Holy Motors (2012)
115 min., not rated.
Critics have fallen over themselves praising French auteur Leos Carax's "Holy Motors" as an avant-garde masterpiece, but that's in the eye of the beholder. Whatever it is, it sure is bonkers and a completely singular piece of work that resists easy categorization. While almost too confounding for its own good, it's very much its own animal, being challenging, maddening, seductive, irrepressibly weird, and beautifully transfixing all at once. Strictly made for cinephiles who are open to finding his and her own interpretations, "Holy Motors" is an entrancing, wildly adventurous ride of an arthouse film without a destination. It's more rewarding if you allow it to just wash over you and dazzle in the ways it celebrates the growth of cinema and deconstructs how we perceive movies.

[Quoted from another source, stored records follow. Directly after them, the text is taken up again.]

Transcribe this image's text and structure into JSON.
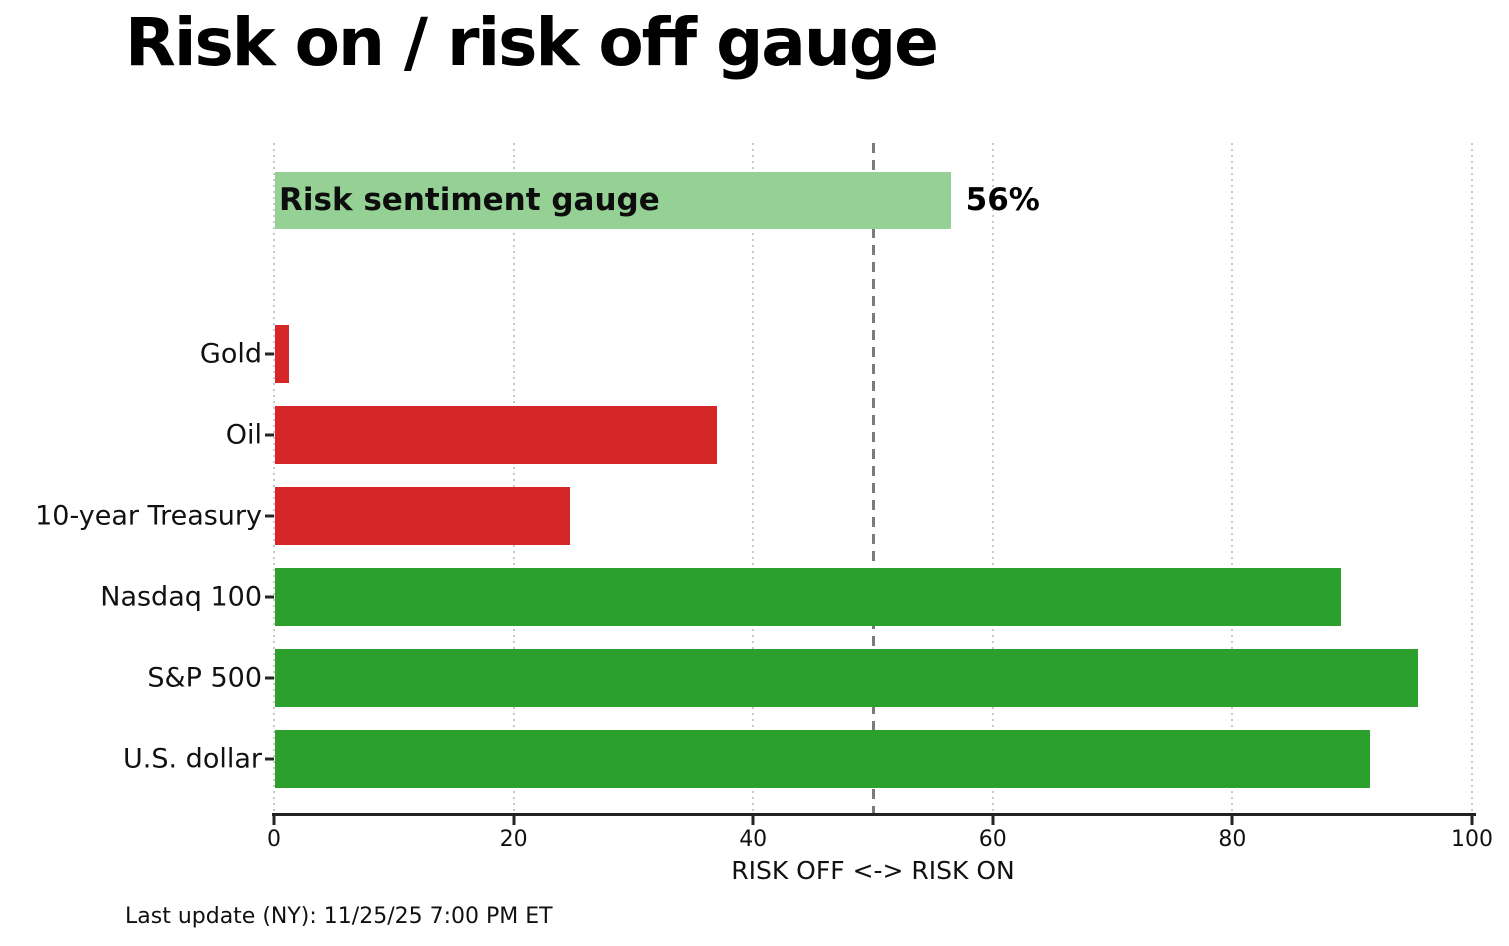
{
  "title": "Risk on / risk off gauge",
  "footer": "Last update (NY): 11/25/25 7:00 PM ET",
  "chart_data": {
    "type": "bar",
    "orientation": "horizontal",
    "title": "Risk on / risk off gauge",
    "xlabel": "RISK OFF <-> RISK ON",
    "xlim": [
      0,
      100
    ],
    "x_ticks": [
      0,
      20,
      40,
      60,
      80,
      100
    ],
    "grid": "vertical dotted gridlines at each x tick",
    "reference_line_x": 50,
    "legend_position": "none",
    "gauge": {
      "label": "Risk sentiment gauge",
      "value": 56.4,
      "annotation": "56%",
      "color": "#95d095"
    },
    "rows": [
      {
        "label": "Gold",
        "value": 1.2,
        "color": "#d62728",
        "sentiment": "risk-off"
      },
      {
        "label": "Oil",
        "value": 36.9,
        "color": "#d62728",
        "sentiment": "risk-off"
      },
      {
        "label": "10-year Treasury",
        "value": 24.6,
        "color": "#d62728",
        "sentiment": "risk-off"
      },
      {
        "label": "Nasdaq 100",
        "value": 89.0,
        "color": "#2ca02c",
        "sentiment": "risk-on"
      },
      {
        "label": "S&P 500",
        "value": 95.4,
        "color": "#2ca02c",
        "sentiment": "risk-on"
      },
      {
        "label": "U.S. dollar",
        "value": 91.4,
        "color": "#2ca02c",
        "sentiment": "risk-on"
      }
    ],
    "colors": {
      "risk_off_red": "#d62728",
      "risk_on_green": "#2ca02c",
      "gauge_light_green": "#95d095",
      "reference_line_gray": "#7b7b7b",
      "gridline_gray": "#c9c9c9",
      "axis_dark": "#222222"
    }
  }
}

Self-consciously framing itself as a film with a passive theater audience looking in, "Holy Motors" begins with a man waking up to the sounds of an ocean liner's horn and unlocking a hidden door through the wall of his bedroom that leads him to the theater. Then we're off: distinctly odd-looking acting chameleon Denis Lavant performs an astonishing shape-shifting act as Monsieur Oscar, a shadowy character who, one morning, leaves his art-deco home and gets into a stretch limousine for a 24-hour day of nine "appointments." He is driven around Paris by Céline (Edith Scob) and each assignment is explained to him with a dossier from "The Agency" that he reads beforehand. As it turns out, the limo is actually a dressing room, complete with a lighted makeup mirror and trunks of costumes/wigs/prosthetics.

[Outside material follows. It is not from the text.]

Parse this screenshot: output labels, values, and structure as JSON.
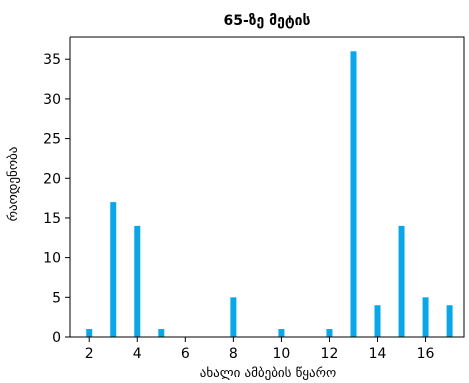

And so, in those nine stops, Oscar is someone else every time. He's a hunchbacked old woman; he tries on a motion-capture suit and performs an erotic dance with a suited-up woman; and he becomes a grotesque, flower-eating gnome named Merde (a character from Carax's "Tokyo!" from four years earlier who's introduced with the "Godzilla" theme), interrupting a fashion shoot in Pere Lachaise Cemetery and kidnapping the beautiful model (Eva Mendes) to take her to his sewer catacombs. Oscar even plays a family man, picking up his daughter from a party and "punishing" her for not socializing. Between these first four acts, we have an intermission, or an "entr'acte," where Oscar leads a band of accordion players through a church. Picking right back up, he's a switchblade-wielding hit man named Alex who has to assassinate his doppelganger, and then he becomes a dying old man with his "niece" by his bedside. At one point, Oscar is asked what makes him carry on and he replies with, "What made me start, the beauty of the act." Carax ends it all with two delightful surprises, one involving chimpanzees and the other set at the limo garage called Holy Motors when the vehicles are left alone.

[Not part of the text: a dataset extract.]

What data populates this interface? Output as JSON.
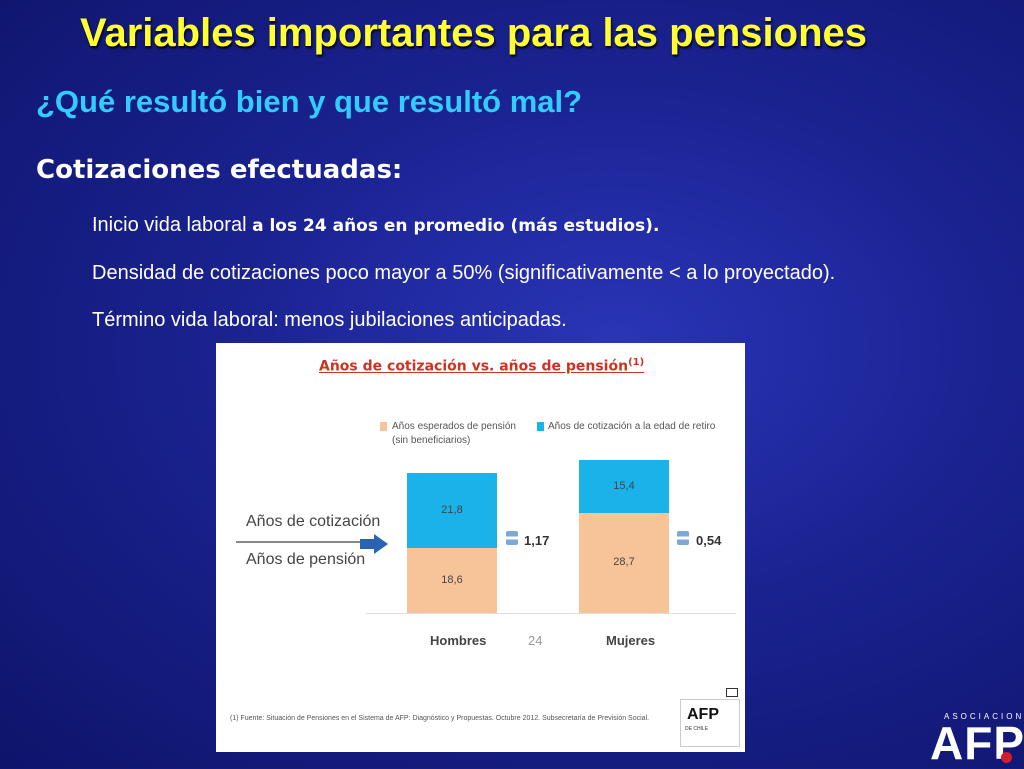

Oscar is such a hard nut to crack, but Lavant's fearlessly splendid turn—a tour de force if there has ever been one—is amid the many reasons to go with the loose, enigmatic rhythms of "Holy Motors." For fans of moody horror cinema, French screen veteran Edith Scob from 1960's "Eyes Without a Face" plays Oscar's loyal driver Céline and gets to don her iconic face-like mask for old times' sake. Even Australian recording artist Kylie Minogue (whose hit single "Get Outta My Head" is separately heard a few times) turns up in a blonde pixie cut as Oscar's former love who's also in the same profession and only has 20 minutes to catch up on their 20 years spent together. In her one scene where she and Oscar walk up to the roof of a dilapidated department store, she sings the original song "Who Were We," and it's an evocative, joyfully tender moment.
Coexisting with the most bizarre works of David Lynch and David Cronenberg, "Holy Motors" is even somewhat like Cronenberg's tedious, pretentious-with-a-capital-P "Cosmopolis" in that both protagonists ride around in a limo all day. But that would merely scratch the surface. Beyond the linear structure, all nine different scenarios and everything surrounding them are more symbolic than capable of making literal sense. It's so thrilling to never know where it's going and to never feel safe. In this surreal world, having logical answers spoon-fed to us is a fool's errand, so by general audience standards, it will all seem baffling, tiresome, and pointless. A whirlwind of outré, genre-twisting transcendence and a gushing ode to film, "Holy Motors" is an ineffable, thematically rich piece of visionary art that's defiantly ambiguous and surely unlike anything else. To see it is to experience it, but heed the warning that it won't be everyone's narcotic.